By Andrea Carlo
Last year, right at the beginning of my third year at university, I obtained British citizenship. It was a natural process. I'd been in this country for over a decade, spoke English even better than my native Italian and had built most of my friendships and bonds in the UK. But, as happy as I was to find myself validating something I'd felt for a long time, the moment was tinged with sadness. After half a lifetime in a land I called home, I suddenly needed a piece of paper to prove I truly belonged here.
Living as a European student in Britain is like being in the eye of a political storm. Universities are generally liberal, cosmopolitan places, where diversity is valued and open-mindedness is encouraged. We are made to feel welcome and safe. But we're also simultaneously at the centre of a national conversation on our right to come and stay here. The news is a constant reminder that much of the Brexit debate was ultimately about us.
I've been on the receiving end of comments which have ranged from 'I don't mind people like you specifically' to 'pack your bags and get out of our country'. I even found myself on the other side of a heated discussion with someone who claimed I would never be a "real Brit", regardless of my newly-acquired passport.
Spending your academic life enveloped in a tolerant, multicultural aura can often blind you to some of the uglier outside realities, which means that many British students often have little knowledge of the complexities of being a European living in the UK. Talking about experiences of xenophobic abuse or other anxieties can be met with a variety of responses, ranging from utter shock to disbelief. All well-meaning of course – after all, we’re part of a generation that predominantly voted to remain in the European Union – but ultimately conveying a certain unawareness of our situation. Our British friends support us, accept us, care for us, and we are immensely grateful for that, but we also acknowledge that it can be difficult for any of us to understand another person's experiences.
Recently, Theresa May has decided to manipulate this tense social climate by using loaded rhetoric with regard to EU citizens, claiming that they will no longer be able to "jump the queue" ahead of immigrants from outside the continent. Not only has this served to make European students here feel even more unwelcome, but it's also a shameful attempt to pit us against non-EU migrants and create even more hostilities and division. Above all, it shows a profound lack of consideration for the 138,000 Europeans studying in this country, who have worked hard to earn their place in British universities and often go on to contribute to the world of academic research.

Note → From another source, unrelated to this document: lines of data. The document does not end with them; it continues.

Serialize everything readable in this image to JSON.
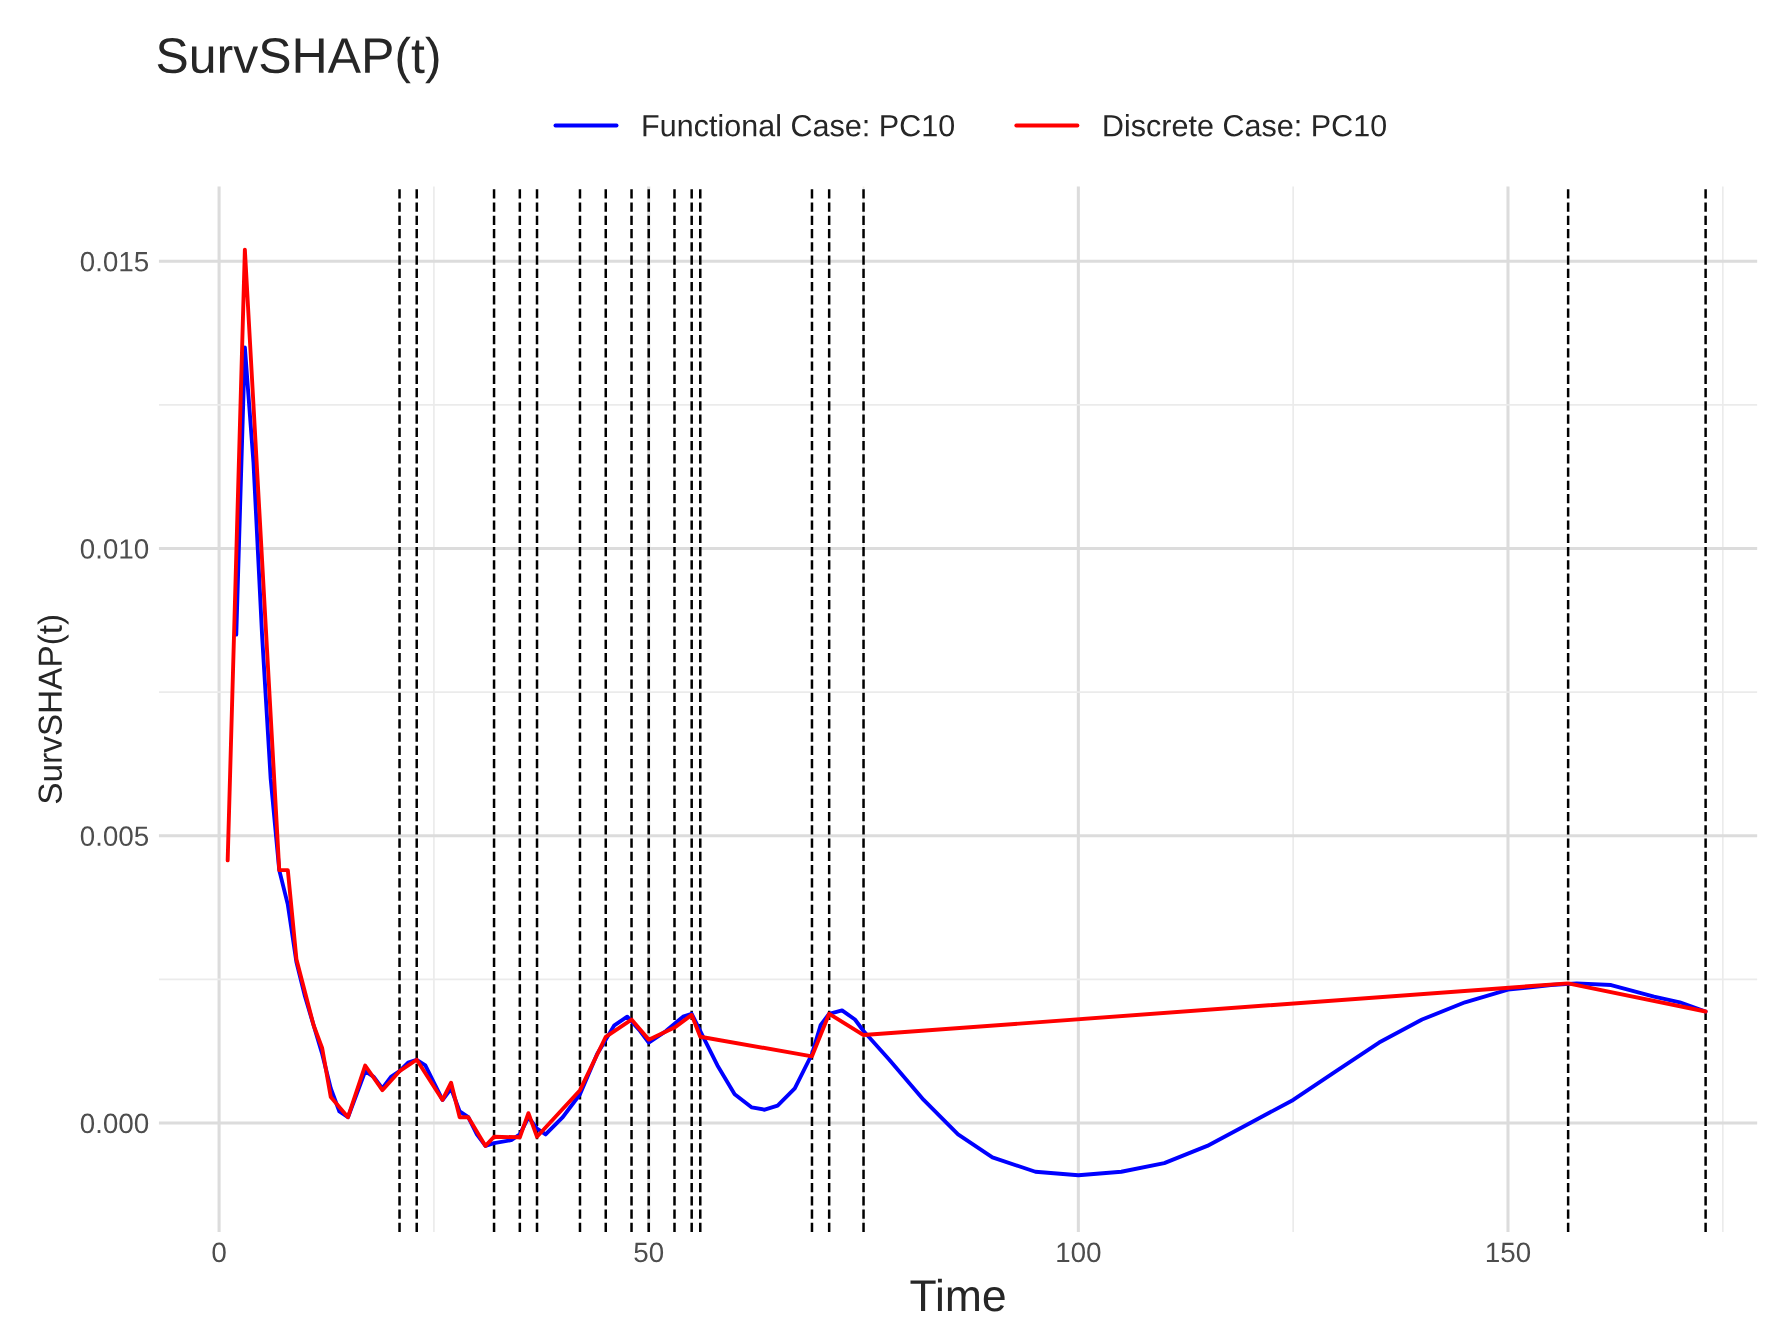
{
  "chart_data": {
    "type": "line",
    "title": "SurvSHAP(t)",
    "xlabel": "Time",
    "ylabel": "SurvSHAP(t)",
    "series": [
      {
        "name": "Functional Case: PC10",
        "color": "#0000ff",
        "x": [
          2,
          3,
          4,
          5,
          6,
          7,
          8,
          9,
          10,
          11,
          12,
          13,
          14,
          15,
          16,
          17,
          18,
          19,
          20,
          21,
          22,
          23,
          24,
          25,
          26,
          27,
          28,
          29,
          30,
          31,
          32,
          34,
          35,
          36,
          37,
          38,
          40,
          42,
          44,
          46,
          47.5,
          49,
          50,
          52,
          54,
          55,
          56,
          58,
          60,
          62,
          63.5,
          65,
          67,
          69,
          70,
          71,
          72.5,
          74,
          75,
          78,
          82,
          86,
          90,
          95,
          100,
          105,
          110,
          115,
          120,
          125,
          130,
          135,
          140,
          145,
          150,
          155,
          158,
          162,
          167,
          170,
          173
        ],
        "values": [
          0.0085,
          0.0135,
          0.0115,
          0.0085,
          0.006,
          0.0044,
          0.0038,
          0.0028,
          0.0022,
          0.0017,
          0.0012,
          0.0006,
          0.0002,
          0.0001,
          0.0005,
          0.0009,
          0.0008,
          0.0006,
          0.0008,
          0.0009,
          0.00105,
          0.0011,
          0.001,
          0.0007,
          0.0004,
          0.0006,
          0.0002,
          0.0001,
          -0.0002,
          -0.0004,
          -0.00035,
          -0.0003,
          -0.0002,
          0.0001,
          -0.0001,
          -0.0002,
          0.0001,
          0.0005,
          0.0012,
          0.0017,
          0.00185,
          0.0016,
          0.0014,
          0.0016,
          0.00185,
          0.0019,
          0.0016,
          0.001,
          0.0005,
          0.00027,
          0.00023,
          0.0003,
          0.0006,
          0.0012,
          0.0017,
          0.0019,
          0.00196,
          0.0018,
          0.0016,
          0.0011,
          0.0004,
          -0.0002,
          -0.0006,
          -0.00085,
          -0.00091,
          -0.00085,
          -0.0007,
          -0.0004,
          0.0,
          0.0004,
          0.0009,
          0.0014,
          0.0018,
          0.0021,
          0.00232,
          0.0024,
          0.00243,
          0.0024,
          0.0022,
          0.0021,
          0.00194
        ]
      },
      {
        "name": "Discrete Case: PC10",
        "color": "#ff0000",
        "x": [
          1,
          3,
          7,
          8,
          9,
          11,
          12,
          13,
          15,
          17,
          19,
          21,
          23,
          26,
          27,
          28,
          29,
          31,
          32,
          35,
          36,
          37,
          42,
          45,
          48,
          50,
          53,
          55,
          56,
          69,
          71,
          75,
          157,
          173
        ],
        "values": [
          0.00457,
          0.0152,
          0.0044,
          0.0044,
          0.00285,
          0.0017,
          0.0013,
          0.00045,
          0.0001,
          0.001,
          0.00057,
          0.0009,
          0.0011,
          0.0004,
          0.0007,
          0.0001,
          0.0001,
          -0.0004,
          -0.00024,
          -0.00025,
          0.00017,
          -0.00024,
          0.00057,
          0.0015,
          0.0018,
          0.00145,
          0.00166,
          0.00188,
          0.0015,
          0.00116,
          0.0019,
          0.00153,
          0.00243,
          0.00194
        ]
      }
    ],
    "ref_lines": [
      {
        "axis": "x",
        "value": 21,
        "color": "#000000",
        "line_style": "dashed"
      },
      {
        "axis": "x",
        "value": 23,
        "color": "#000000",
        "line_style": "dashed"
      },
      {
        "axis": "x",
        "value": 32,
        "color": "#000000",
        "line_style": "dashed"
      },
      {
        "axis": "x",
        "value": 35,
        "color": "#000000",
        "line_style": "dashed"
      },
      {
        "axis": "x",
        "value": 37,
        "color": "#000000",
        "line_style": "dashed"
      },
      {
        "axis": "x",
        "value": 42,
        "color": "#000000",
        "line_style": "dashed"
      },
      {
        "axis": "x",
        "value": 45,
        "color": "#000000",
        "line_style": "dashed"
      },
      {
        "axis": "x",
        "value": 48,
        "color": "#000000",
        "line_style": "dashed"
      },
      {
        "axis": "x",
        "value": 50,
        "color": "#000000",
        "line_style": "dashed"
      },
      {
        "axis": "x",
        "value": 53,
        "color": "#000000",
        "line_style": "dashed"
      },
      {
        "axis": "x",
        "value": 55,
        "color": "#000000",
        "line_style": "dashed"
      },
      {
        "axis": "x",
        "value": 56,
        "color": "#000000",
        "line_style": "dashed"
      },
      {
        "axis": "x",
        "value": 69,
        "color": "#000000",
        "line_style": "dashed"
      },
      {
        "axis": "x",
        "value": 71,
        "color": "#000000",
        "line_style": "dashed"
      },
      {
        "axis": "x",
        "value": 75,
        "color": "#000000",
        "line_style": "dashed"
      },
      {
        "axis": "x",
        "value": 157,
        "color": "#000000",
        "line_style": "dashed"
      },
      {
        "axis": "x",
        "value": 173,
        "color": "#000000",
        "line_style": "dashed"
      }
    ],
    "xlim": [
      -7,
      179
    ],
    "ylim": [
      -0.0019,
      0.0163
    ],
    "xticks": [
      0,
      50,
      100,
      150
    ],
    "yticks": [
      {
        "value": 0,
        "label": "0.000"
      },
      {
        "value": 0.005,
        "label": "0.005"
      },
      {
        "value": 0.01,
        "label": "0.010"
      },
      {
        "value": 0.015,
        "label": "0.015"
      }
    ],
    "grid": true,
    "legend": "top",
    "marker": "none",
    "line_style": "solid"
  }
}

The feelings of disappointment and anxiety is widespread among European students and academics living in Britain. Giovanni Pasquali, who recently obtained his DPhil in International Development at Oxford, is a researcher at the University of Manchester. Italian by nationality, he came to the UK from the Universität Bremen after receiving a scholarship five years ago. He acknowledges that British universities have done an "excellent job in acknowledging the value of our contribution as EU students and researchers", but he's also "deeply concerned about building a long-term career in this country".
He describes himself as "saddened" by the entire situation, particularly the way European nationals have become the "vilified object of a political campaign" and a "scapegoat for rising inequality and poverty".
Other European students are concerned about what will happen to them following Brexit. Alexandra Bulat, from Romania, is a UCL PhD researcher who completed her Sociology MPhil in Cambridge and came to this country at the age of eighteen, working various jobs to support herself. Despite having lived here for six years, the Home Office rejected her permanent residency application.
Alexandra hopes to further her career as an academic in this country alongside her British partner, but the Brexit situation is troubling her. "I will never forget that moment reading the email,” she says in reference to her unsuccessful visa request. She was left "feeling disappointed and unwelcome".
Relative to other European students living here, I am lucky in that I have managed to obtain citizenship. I may not have to worry about my right to reside in the UK, but that does not change the deep concern I have for this country's future. I fear for a nation which is not the one I grew to call home, one which does not recognise the contributions and the talents of those who come to its shores, one which chooses to isolate itself from the world under the false pretence of a 'global' future.